Let's face it, the BMW 3-series is no longer the sporty compact it once was. It has grown too big and its smaller sibling, the 1-series, has overtaken it as the essential sports compact for the young at heart.
But when compared with the Mercedes-Benz C-class - long considered to be the 3er's arch rival - the Bavarian still has an edge.
This is because the C-class has grown even more, coming across in many ways as a miniature of the S-class limousine. With its unusually big body and long wheelbase, it has all but lost the dynamism found in its predecessor - a car that came closest to matching the 3-series in the fun-to-drive department.
While the 3-series still handles better than the C-class, BMW does itself no favours by pitting the 318i against the C180 as an entry-level model.
The facelifted 318i is powered by a 1.5-litre three-cylinder engine that makes 136bhp. Which means it has noticeably less oomph than the C180's 156bhp 1.6-litre four-cylinder. At the same time, it fails to make it into the Category A COE by just 6bhp and hence has no significant value advantage over the C180.
SPECS/ BMW 318I
Price: $180,800 with COE
Engine: 1,499cc 12-valve inline-3 turbocharged
Transmission: Eight-speed automatic with manual override
Power: 136bhp at 4,000rpm
Torque: 220Nm at 1,250-4,300rpm
0-100kmh: 9.1 seconds
Top speed: 210kmh
Fuel consumption: 5.4 litres/ 100km
Agent: Performance Motors
To rub salt in the wound, the 318i's fuel economy and carbon emission figures are only slightly better than the C180's.
But against its own pre-facelift 316i, a 1.6-litre four-pot, the latest entry-level 3-series makes sense. It matches the 1.6-litre's output, is a mite quicker because it is lighter and is more efficient because of its cylinder and capacity deficit.
At the wheel, the 318i's threecylinder engine is not as smooth nor rich-sounding as BMW's four-cylinder power plant (probably the best four-cylinder in the world), but it does a decent job all the same.
With low-friction cylinder walls and balancer shafts, the diminutive engine is smoother than others of the same configuration.
But this engine fails to deliver the sportiness you have come to expect of BMWs. Perhaps it has to do with the sheer size of the 3er sedan as well as the fact that the frontmounted engine has to power the rear axle situated nearly 3m away.
Often, you find yourself squeezing the throttle hard to get the car going. To its credit, the tiny engine puts up a brave performance when pushed. And it does not complain even when you rev it to 6,000rpm.

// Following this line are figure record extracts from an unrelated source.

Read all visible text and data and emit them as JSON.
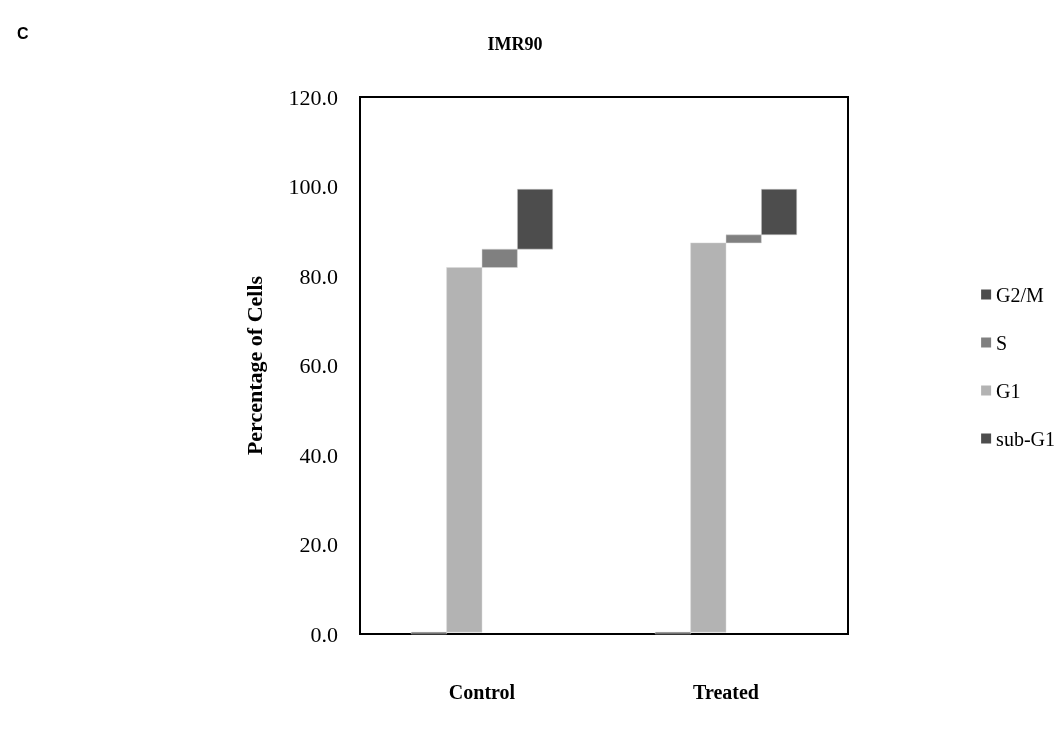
{
  "chart_data": {
    "type": "bar",
    "title": "IMR90",
    "ylabel": "Percentage of Cells",
    "annotations": [
      "C"
    ],
    "categories": [
      "Control",
      "Treated"
    ],
    "series": [
      {
        "name": "sub-G1",
        "color": "#4d4d4d",
        "values": [
          0.4,
          0.4
        ],
        "base": [
          0,
          0
        ]
      },
      {
        "name": "G1",
        "color": "#b3b3b3",
        "values": [
          81.5,
          87.0
        ],
        "base": [
          0.4,
          0.4
        ]
      },
      {
        "name": "S",
        "color": "#808080",
        "values": [
          4.1,
          1.8
        ],
        "base": [
          81.9,
          87.4
        ]
      },
      {
        "name": "G2/M",
        "color": "#4d4d4d",
        "values": [
          13.4,
          10.2
        ],
        "base": [
          86.0,
          89.2
        ]
      }
    ],
    "ylim": [
      0,
      120
    ],
    "yticks": [
      {
        "value": 0,
        "label": "0.0"
      },
      {
        "value": 20,
        "label": "20.0"
      },
      {
        "value": 40,
        "label": "40.0"
      },
      {
        "value": 60,
        "label": "60.0"
      },
      {
        "value": 80,
        "label": "80.0"
      },
      {
        "value": 100,
        "label": "100.0"
      },
      {
        "value": 120,
        "label": "120.0"
      }
    ],
    "grid": false,
    "legend": "right"
  }
}
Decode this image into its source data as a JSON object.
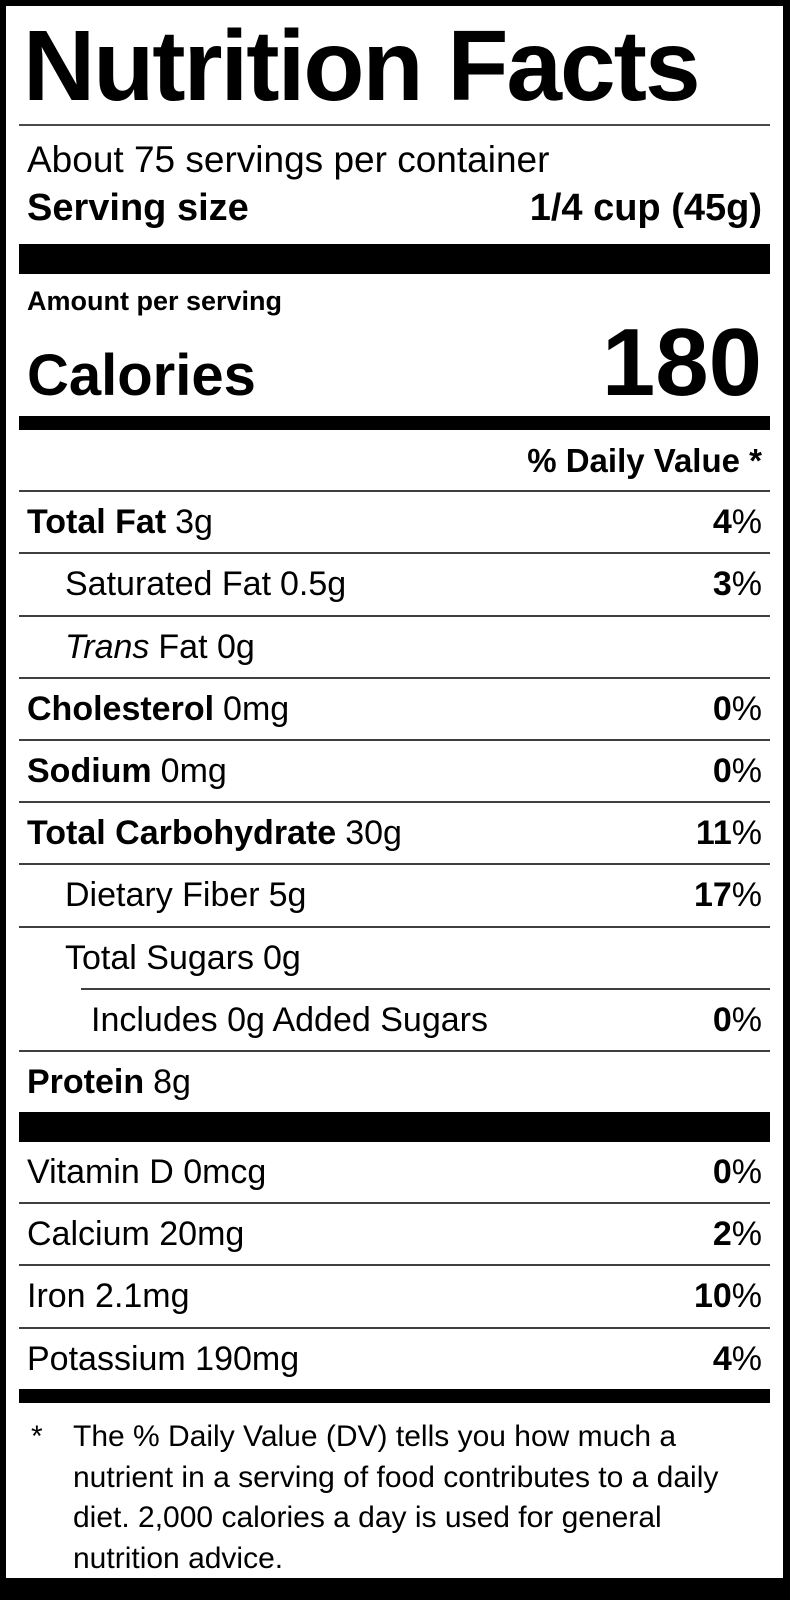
{
  "label": {
    "title": "Nutrition Facts",
    "servings_per_container": "About 75 servings per container",
    "serving_size": {
      "label": "Serving size",
      "value": "1/4 cup (45g)"
    },
    "amount_per_serving": "Amount per serving",
    "calories": {
      "label": "Calories",
      "value": "180"
    },
    "daily_value_header": "% Daily Value *",
    "nutrients": [
      {
        "name": "Total Fat",
        "amount": "3g",
        "dv": "4"
      },
      {
        "name": "Saturated Fat",
        "amount": "0.5g",
        "dv": "3"
      },
      {
        "name": "Trans",
        "amount": "Fat 0g",
        "dv": ""
      },
      {
        "name": "Cholesterol",
        "amount": "0mg",
        "dv": "0"
      },
      {
        "name": "Sodium",
        "amount": "0mg",
        "dv": "0"
      },
      {
        "name": "Total Carbohydrate",
        "amount": "30g",
        "dv": "11"
      },
      {
        "name": "Dietary Fiber",
        "amount": "5g",
        "dv": "17"
      },
      {
        "name": "Total Sugars",
        "amount": "0g",
        "dv": ""
      },
      {
        "name": "Includes 0g Added Sugars",
        "amount": "",
        "dv": "0"
      },
      {
        "name": "Protein",
        "amount": "8g",
        "dv": ""
      }
    ],
    "vitamins": [
      {
        "name": "Vitamin D 0mcg",
        "dv": "0"
      },
      {
        "name": "Calcium 20mg",
        "dv": "2"
      },
      {
        "name": "Iron 2.1mg",
        "dv": "10"
      },
      {
        "name": "Potassium 190mg",
        "dv": "4"
      }
    ],
    "symbols": {
      "percent": "%",
      "asterisk": "*"
    },
    "footnote": "The % Daily Value (DV) tells you how much a nutrient in a serving of food contributes to a daily diet. 2,000 calories a day is used for general nutrition advice.",
    "colors": {
      "ink": "#000000",
      "paper": "#ffffff",
      "hairline": "#3f3f3f"
    }
  }
}
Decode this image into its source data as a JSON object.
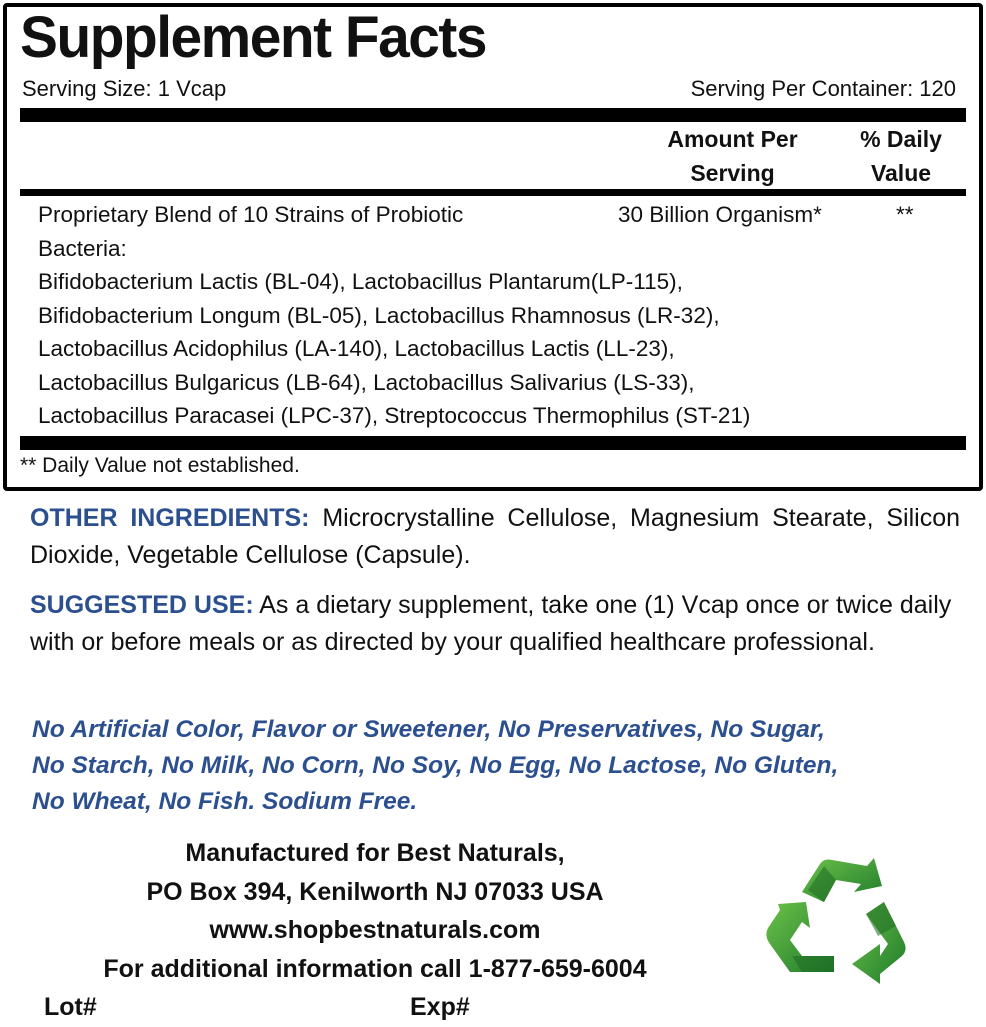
{
  "facts": {
    "title": "Supplement Facts",
    "serving_size": "Serving Size: 1 Vcap",
    "servings_per_container": "Serving Per Container: 120",
    "header_amount": [
      "Amount Per",
      "Serving"
    ],
    "header_dv": [
      "% Daily",
      "Value"
    ],
    "blend_lines": [
      "Proprietary Blend of 10 Strains of Probiotic",
      "Bacteria:",
      "Bifidobacterium Lactis (BL-04), Lactobacillus Plantarum(LP-115),",
      "Bifidobacterium Longum (BL-05), Lactobacillus Rhamnosus (LR-32),",
      "Lactobacillus Acidophilus (LA-140), Lactobacillus Lactis (LL-23),",
      "Lactobacillus Bulgaricus (LB-64), Lactobacillus Salivarius (LS-33),",
      "Lactobacillus Paracasei (LPC-37), Streptococcus Thermophilus (ST-21)"
    ],
    "blend_amount": "30 Billion Organism*",
    "blend_dv": "**",
    "footnote": "** Daily Value not established."
  },
  "other_ingredients": {
    "label": "OTHER INGREDIENTS:",
    "text": "Microcrystalline Cellulose, Magnesium Stearate, Silicon Dioxide, Vegetable Cellulose (Capsule)."
  },
  "suggested_use": {
    "label": "SUGGESTED USE:",
    "text": "As a dietary supplement, take one (1) Vcap once or twice daily with or before meals or as directed by your qualified healthcare professional."
  },
  "free_from_lines": [
    "No Artificial Color, Flavor or Sweetener, No Preservatives, No Sugar,",
    "No Starch, No Milk, No Corn, No Soy, No Egg, No Lactose, No Gluten,",
    "No Wheat, No Fish. Sodium Free."
  ],
  "manufacturer": {
    "lines": [
      "Manufactured for Best Naturals,",
      "PO Box 394, Kenilworth NJ 07033 USA",
      "www.shopbestnaturals.com",
      "For additional information call 1-877-659-6004"
    ],
    "lot": "Lot#",
    "exp": "Exp#"
  },
  "colors": {
    "accent_blue": "#2b4f8f",
    "recycle_green": "#3fa535"
  },
  "icons": {
    "recycle": "recycle-icon"
  }
}
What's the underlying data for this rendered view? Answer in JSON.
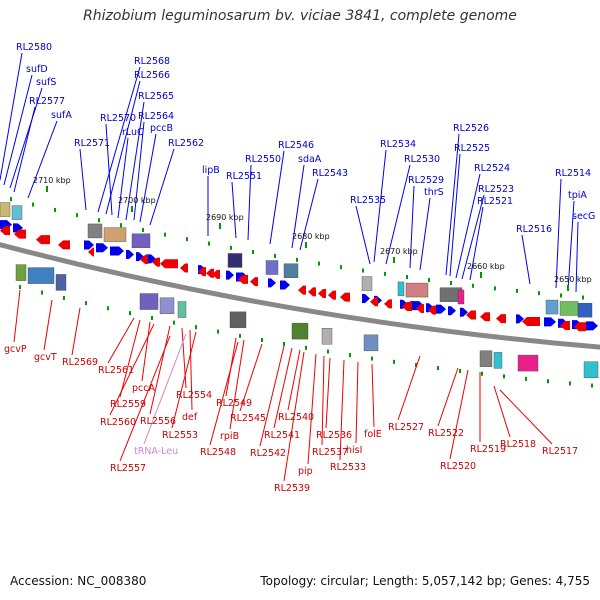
{
  "title": "Rhizobium leguminosarum bv. viciae 3841, complete genome",
  "accession": "Accession: NC_008380",
  "summary": "Topology: circular; Length: 5,057,142 bp; Genes: 4,755",
  "colors": {
    "backbone": "#888888",
    "forward_gene": "#0000ee",
    "reverse_gene": "#ee0000",
    "forward_label": "#0000cc",
    "reverse_label": "#cc0000",
    "trna_label": "#cc88cc",
    "tick_green": "#009900"
  },
  "kbp_labels": [
    "2710 kbp",
    "2700 kbp",
    "2690 kbp",
    "2680 kbp",
    "2670 kbp",
    "2660 kbp",
    "2650 kbp"
  ],
  "top_labels": [
    "RL2580",
    "sufD",
    "sufS",
    "RL2577",
    "sufA",
    "RL2571",
    "RL2568",
    "RL2566",
    "RL2570",
    "rLuC",
    "RL2565",
    "RL2564",
    "pccB",
    "RL2562",
    "lipB",
    "RL2551",
    "RL2550",
    "RL2546",
    "sdaA",
    "RL2543",
    "RL2534",
    "RL2530",
    "RL2529",
    "thrS",
    "RL2535",
    "RL2526",
    "RL2525",
    "RL2524",
    "RL2523",
    "RL2521",
    "RL2516",
    "RL2514",
    "tpiA",
    "secG"
  ],
  "bottom_labels": [
    "gcvP",
    "gcvT",
    "RL2569",
    "RL2561",
    "RL2559",
    "pccA",
    "RL2560",
    "RL2556",
    "RL2554",
    "def",
    "RL2553",
    "tRNA-Leu",
    "RL2557",
    "RL2549",
    "rpiB",
    "RL2548",
    "RL2545",
    "RL2542",
    "RL2541",
    "RL2540",
    "RL2539",
    "pip",
    "RL2537",
    "RL2536",
    "RL2533",
    "hisI",
    "folE",
    "RL2527",
    "RL2522",
    "RL2520",
    "RL2519",
    "RL2518",
    "RL2517"
  ]
}
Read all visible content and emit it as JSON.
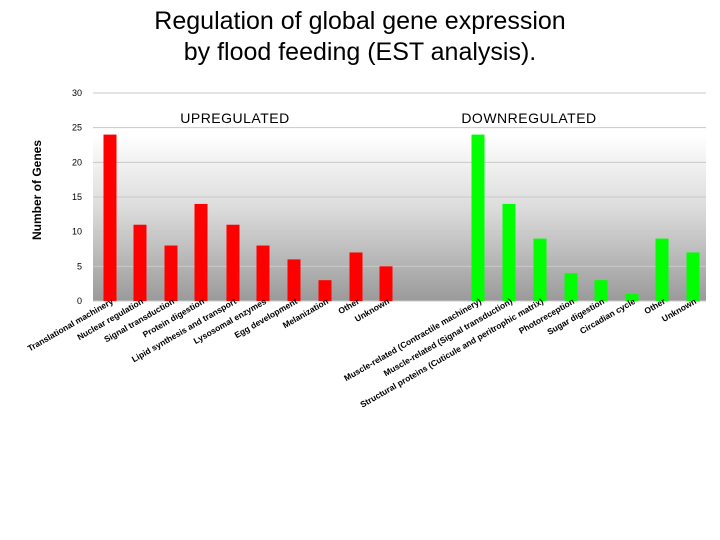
{
  "title": {
    "line1": "Regulation of global gene expression",
    "line2": "by flood feeding (EST analysis)."
  },
  "chart_data": {
    "type": "bar",
    "ylabel": "Number of Genes",
    "ylim": [
      0,
      30
    ],
    "yticks": [
      0,
      5,
      10,
      15,
      20,
      25,
      30
    ],
    "grid": true,
    "background": "gradient grey",
    "groups": [
      {
        "label": "UPREGULATED",
        "color": "#ff0000",
        "categories": [
          "Translational machinery",
          "Nuclear regulation",
          "Signal transduction",
          "Protein digestion",
          "Lipid synthesis and transport",
          "Lysosomal enzymes",
          "Egg development",
          "Melanization",
          "Other",
          "Unknown"
        ],
        "values": [
          24,
          11,
          8,
          14,
          11,
          8,
          6,
          3,
          7,
          5
        ]
      },
      {
        "label": "DOWNREGULATED",
        "color": "#00ff00",
        "categories": [
          "Muscle-related (Contractile machinery)",
          "Muscle-related (Signal transduction)",
          "Structural proteins (Cuticule and peritrophic matrix)",
          "Photoreception",
          "Sugar digestion",
          "Circadian cycle",
          "Other",
          "Unknown"
        ],
        "values": [
          24,
          14,
          9,
          4,
          3,
          1,
          9,
          7
        ]
      }
    ]
  }
}
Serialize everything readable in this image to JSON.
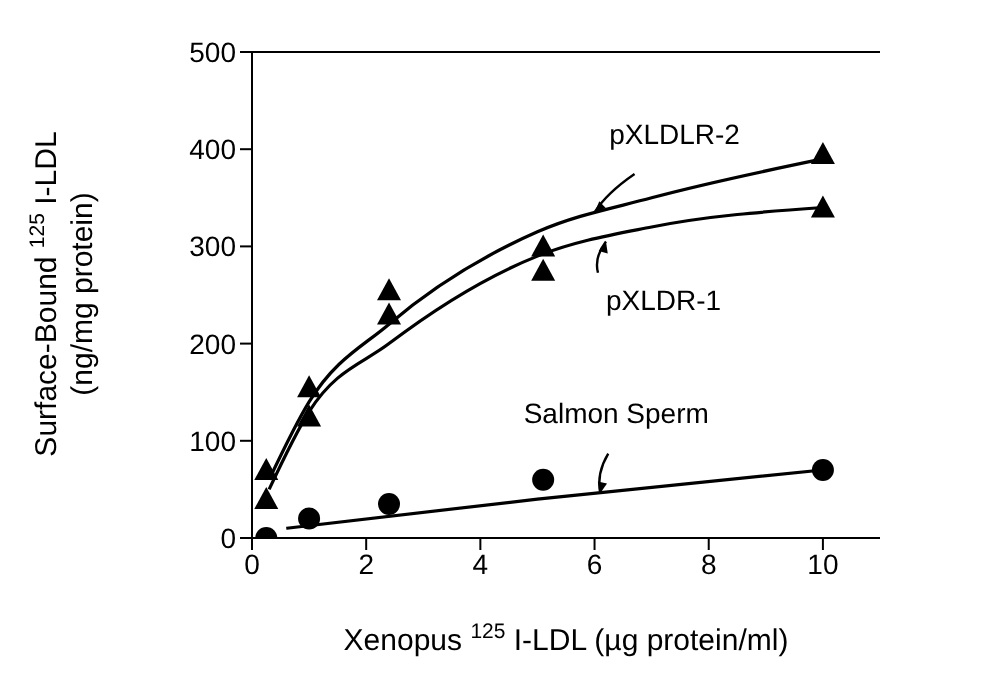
{
  "chart_data": {
    "type": "scatter",
    "xlabel": "Xenopus $^{125}$I-LDL (µg protein/ml)",
    "ylabel": "Surface-Bound $^{125}$I-LDL\n(ng/mg protein)",
    "xlim": [
      0,
      11
    ],
    "xticks": [
      0,
      2,
      4,
      6,
      8,
      10
    ],
    "ylim": [
      0,
      500
    ],
    "yticks": [
      0,
      100,
      200,
      300,
      400,
      500
    ],
    "series": [
      {
        "marker": "triangle",
        "color": "#000000",
        "x": [
          0.25,
          1,
          2.4,
          5.1,
          10
        ],
        "values": [
          70,
          155,
          230,
          300,
          395
        ]
      },
      {
        "marker": "triangle",
        "color": "#000000",
        "x": [
          0.25,
          1,
          2.4,
          5.1,
          10
        ],
        "values": [
          40,
          125,
          255,
          275,
          340
        ]
      },
      {
        "marker": "circle",
        "color": "#000000",
        "x": [
          0.25,
          1,
          2.4,
          5.1,
          10
        ],
        "values": [
          0,
          20,
          35,
          60,
          70
        ]
      },
      {
        "type": "line",
        "marker": "none",
        "color": "#000000",
        "x": [
          0.3,
          1,
          2.4,
          5,
          7,
          10
        ],
        "values": [
          60,
          140,
          220,
          315,
          350,
          390
        ]
      },
      {
        "type": "line",
        "marker": "none",
        "color": "#000000",
        "x": [
          0.3,
          1,
          2.4,
          5,
          7,
          10
        ],
        "values": [
          50,
          130,
          200,
          290,
          320,
          340
        ]
      },
      {
        "type": "line",
        "marker": "none",
        "color": "#000000",
        "x": [
          0.6,
          5,
          10
        ],
        "values": [
          10,
          40,
          70
        ]
      }
    ],
    "annotations": [
      {
        "text": "pXLDLR-2",
        "x": 6,
        "y": 335
      },
      {
        "text": "pXLDR-1",
        "x": 6.2,
        "y": 305
      },
      {
        "text": "Salmon Sperm",
        "x": 6.1,
        "y": 46
      }
    ]
  }
}
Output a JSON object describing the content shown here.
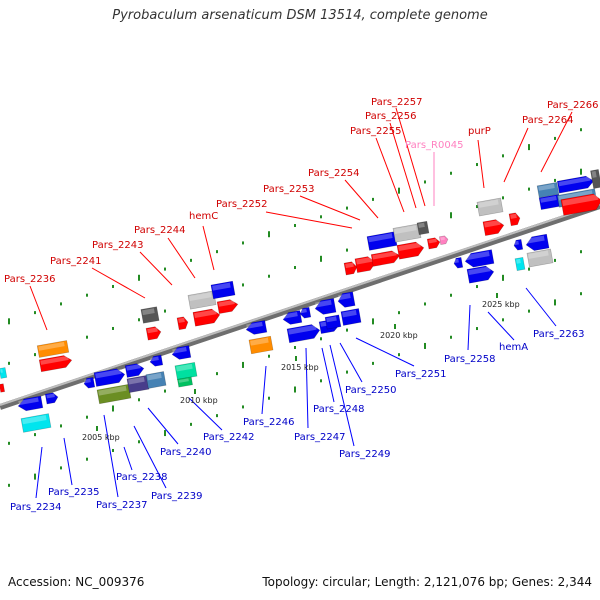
{
  "title": "Pyrobaculum arsenaticum DSM 13514, complete genome",
  "accession_label": "Accession: NC_009376",
  "summary_label": "Topology: circular; Length: 2,121,076 bp; Genes: 2,344",
  "colors": {
    "backbone": "#8c8c8c",
    "tick": "#228b22",
    "label_top": "#d00000",
    "label_bottom": "#0000c8",
    "label_rna": "#ff80c0",
    "leader_top": "#ff0000",
    "leader_bottom": "#0000ff",
    "leader_rna": "#ff80c0"
  },
  "kbp_markers": [
    "2005 kbp",
    "2010 kbp",
    "2015 kbp",
    "2020 kbp",
    "2025 kbp"
  ],
  "labels_top": [
    "Pars_2236",
    "Pars_2241",
    "Pars_2243",
    "Pars_2244",
    "hemC",
    "Pars_2252",
    "Pars_2253",
    "Pars_2254",
    "Pars_2255",
    "Pars_2256",
    "Pars_2257",
    "purP",
    "Pars_2264",
    "Pars_2266"
  ],
  "labels_rna": [
    "Pars_R0045"
  ],
  "labels_bottom": [
    "Pars_2234",
    "Pars_2235",
    "Pars_2237",
    "Pars_2238",
    "Pars_2239",
    "Pars_2240",
    "Pars_2242",
    "Pars_2246",
    "Pars_2247",
    "Pars_2248",
    "Pars_2249",
    "Pars_2250",
    "Pars_2251",
    "Pars_2258",
    "hemA",
    "Pars_2263"
  ]
}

At the lights, it beats the 1.6-litre Japanese sedans (but not the C180) to the next junction. Because you are at the wheel of a BMW 3-series, you drive it with verve every chance you get. And because it is this particular 3-series, your right foot is also heavier than usual.
The consequence to fuel economy is obvious. In the real world, the test car turns out to be thirstier than its 1.6-litre four-cylinder predecessor tested two years ago.
If, however, you drive it with less urgency, the car surprises you with a measure of effortlessness. For instance, it rolls on for quite a distance when your foot is off the throttle, matching the coasting function found in Audis.
Like the pre-facelift 3er, it offers a decent ride and lots of cabin space (although not as much as the C180). It also acquits itself fairly well around corners, but you might occasionally have to shift down manually to set the car up for a swift exit out of a bend.
All in all, you will do better looking at the C-class if you want comfort and refinement, and the 1-series if you want fun and games. The 3-series, in this form, is just too much of a compromise.